Famine resumes cleaning my wounds, and I continue to stare at his chest. Before, I thought that Famine looked like some mythical prince. Now he looks far more like the archaic, otherworldly creature he is.

“Inniv jataxiva evawa paruv Eziel,” he says.

My breath catches for a moment as the words wash over me, drawing out goosebumps.

“The hand of god falls heavy,” he translates. His eyes flick to mine. “You were wondering what they said, weren’t you?”

I nod, my brows drawing together.

“What langua—”

“The one God speaks.”

I pause, staring at the words a little longer.

“I shall take their crops and cast them out, so that nothing may grow,” Famine continues without my prompting. “And many shall hunger, and many shall perish. For such is the will of God.”

There it is, the proof that this is supposed to happen.

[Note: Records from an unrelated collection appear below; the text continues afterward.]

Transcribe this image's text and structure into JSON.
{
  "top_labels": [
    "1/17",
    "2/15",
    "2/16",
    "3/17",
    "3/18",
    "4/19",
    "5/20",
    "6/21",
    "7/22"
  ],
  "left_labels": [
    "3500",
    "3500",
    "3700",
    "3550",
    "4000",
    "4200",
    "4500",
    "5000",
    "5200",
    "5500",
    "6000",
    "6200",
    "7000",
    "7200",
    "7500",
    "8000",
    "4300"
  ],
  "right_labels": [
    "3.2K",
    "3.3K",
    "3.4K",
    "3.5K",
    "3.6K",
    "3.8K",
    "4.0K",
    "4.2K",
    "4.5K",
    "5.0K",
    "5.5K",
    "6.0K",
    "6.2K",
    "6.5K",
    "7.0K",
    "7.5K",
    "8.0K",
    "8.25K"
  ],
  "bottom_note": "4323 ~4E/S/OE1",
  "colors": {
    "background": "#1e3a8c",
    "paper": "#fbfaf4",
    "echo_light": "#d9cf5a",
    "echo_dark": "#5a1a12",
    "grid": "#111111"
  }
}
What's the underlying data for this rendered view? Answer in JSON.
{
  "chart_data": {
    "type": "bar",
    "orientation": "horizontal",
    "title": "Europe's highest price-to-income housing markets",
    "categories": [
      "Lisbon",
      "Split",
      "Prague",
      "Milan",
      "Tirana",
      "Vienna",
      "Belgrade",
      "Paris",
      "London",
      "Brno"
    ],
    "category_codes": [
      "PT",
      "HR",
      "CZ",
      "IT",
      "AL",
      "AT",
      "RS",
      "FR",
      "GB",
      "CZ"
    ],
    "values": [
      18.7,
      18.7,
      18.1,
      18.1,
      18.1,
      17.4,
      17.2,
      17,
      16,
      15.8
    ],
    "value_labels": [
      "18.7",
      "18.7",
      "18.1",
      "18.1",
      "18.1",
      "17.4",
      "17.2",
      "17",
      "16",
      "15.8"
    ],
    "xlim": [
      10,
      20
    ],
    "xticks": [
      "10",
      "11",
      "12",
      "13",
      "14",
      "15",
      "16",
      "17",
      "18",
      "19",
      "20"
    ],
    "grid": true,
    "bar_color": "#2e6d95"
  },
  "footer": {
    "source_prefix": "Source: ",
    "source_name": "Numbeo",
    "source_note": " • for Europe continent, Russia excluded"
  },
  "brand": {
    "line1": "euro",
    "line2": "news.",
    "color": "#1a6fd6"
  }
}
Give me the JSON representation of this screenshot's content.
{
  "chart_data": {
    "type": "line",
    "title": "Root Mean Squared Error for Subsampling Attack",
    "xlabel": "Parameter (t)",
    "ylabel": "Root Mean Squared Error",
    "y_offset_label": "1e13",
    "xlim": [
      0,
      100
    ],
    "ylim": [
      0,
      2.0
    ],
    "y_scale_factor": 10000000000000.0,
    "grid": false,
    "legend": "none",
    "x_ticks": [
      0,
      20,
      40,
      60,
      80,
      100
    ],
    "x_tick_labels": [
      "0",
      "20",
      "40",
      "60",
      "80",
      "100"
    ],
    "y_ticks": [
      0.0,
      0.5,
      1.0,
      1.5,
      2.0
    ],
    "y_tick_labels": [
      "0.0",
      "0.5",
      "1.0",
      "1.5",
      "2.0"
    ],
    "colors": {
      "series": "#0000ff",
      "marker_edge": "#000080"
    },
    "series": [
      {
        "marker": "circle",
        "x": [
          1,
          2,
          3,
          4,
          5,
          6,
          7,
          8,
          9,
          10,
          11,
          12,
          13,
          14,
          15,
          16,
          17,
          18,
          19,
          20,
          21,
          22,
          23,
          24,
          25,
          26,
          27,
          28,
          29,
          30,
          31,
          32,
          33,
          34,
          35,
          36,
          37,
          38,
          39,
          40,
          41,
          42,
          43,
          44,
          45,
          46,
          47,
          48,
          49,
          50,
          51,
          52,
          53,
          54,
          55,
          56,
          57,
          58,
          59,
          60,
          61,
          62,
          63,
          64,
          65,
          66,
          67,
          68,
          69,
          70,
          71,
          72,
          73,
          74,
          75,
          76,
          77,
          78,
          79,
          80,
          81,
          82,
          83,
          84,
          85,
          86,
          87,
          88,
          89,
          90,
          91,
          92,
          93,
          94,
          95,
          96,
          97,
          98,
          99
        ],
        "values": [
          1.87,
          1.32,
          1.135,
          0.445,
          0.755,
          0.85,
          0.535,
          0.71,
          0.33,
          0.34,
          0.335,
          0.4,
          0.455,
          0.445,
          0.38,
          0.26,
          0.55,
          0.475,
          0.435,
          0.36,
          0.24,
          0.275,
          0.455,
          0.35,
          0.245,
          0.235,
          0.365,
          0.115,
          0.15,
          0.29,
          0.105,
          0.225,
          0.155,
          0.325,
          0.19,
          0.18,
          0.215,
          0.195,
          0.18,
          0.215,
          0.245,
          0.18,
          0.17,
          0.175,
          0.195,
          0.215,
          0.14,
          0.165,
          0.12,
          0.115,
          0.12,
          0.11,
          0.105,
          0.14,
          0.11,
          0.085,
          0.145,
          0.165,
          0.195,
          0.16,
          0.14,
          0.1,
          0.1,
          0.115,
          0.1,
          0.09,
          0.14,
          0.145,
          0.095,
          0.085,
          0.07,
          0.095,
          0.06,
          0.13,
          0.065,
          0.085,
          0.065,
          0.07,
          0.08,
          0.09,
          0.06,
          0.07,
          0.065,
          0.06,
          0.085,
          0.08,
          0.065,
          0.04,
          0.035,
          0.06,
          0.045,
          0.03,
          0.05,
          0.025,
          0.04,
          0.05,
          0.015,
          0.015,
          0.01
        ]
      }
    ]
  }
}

It’s quiet for a long time. Then, softer, Famine says, “I was always meant to be the cruel one.” His eyes flick to me, and for once there’s something more than seething anger in those eerie green irises. “Pestilence, for all his disease, has always been perversely drawn to humans. And War was made from human desires. Terrible as my brothers are, I am worse.”

After all I’ve seen the Reaper do, I believe him. Yet if you had asked me which of the four brothers was most awful, I wouldn’t have placed Famine at the top of that list.

“How could you possibly be worse than Pestilence and War?” I ask.

He finishes cleaning my wounds, then sets the cloth aside. Sitting back on his haunches, he slings his arms over his knees. “Before your kind built fancy buildings and created technology that rivaled God—before that, I existed.”

I’ve heard plenty of stories of the days that preceded the horsemen. But I haven’t heard much about the world before that. The deep past that he’s alluding to.

“Humans would pray to me, they would sacrifice to me, they would kill and die for me.” Famine’s eyes are too bright as he tells me this; he doesn’t look sane. “They gave their lives to me so that I might spare the rest of their kind.”

His words make me think of the man tonight—the one who was asked to die for the rest of us. He wasn’t able to do it, but Famine makes it sound like others once regularly did so.

“And did you?” I ask. “Did you spare them?”

He lifts a shoulder. “Sometimes.”

Sometimes is better than never, which is his current track record. But I get it. This horseman has always been unforgiving and conscienceless. Or maybe thinking of him like that is itself forcing him to fit some human model when he’s telling me that sometimes famine just occurs in nature. Good and evil have nothing to do with it.

“I’m older than many of the mountains we’ve passed,” he says. “I have seen the world before humans ever touched it.”

And he will see the world after humans leave it.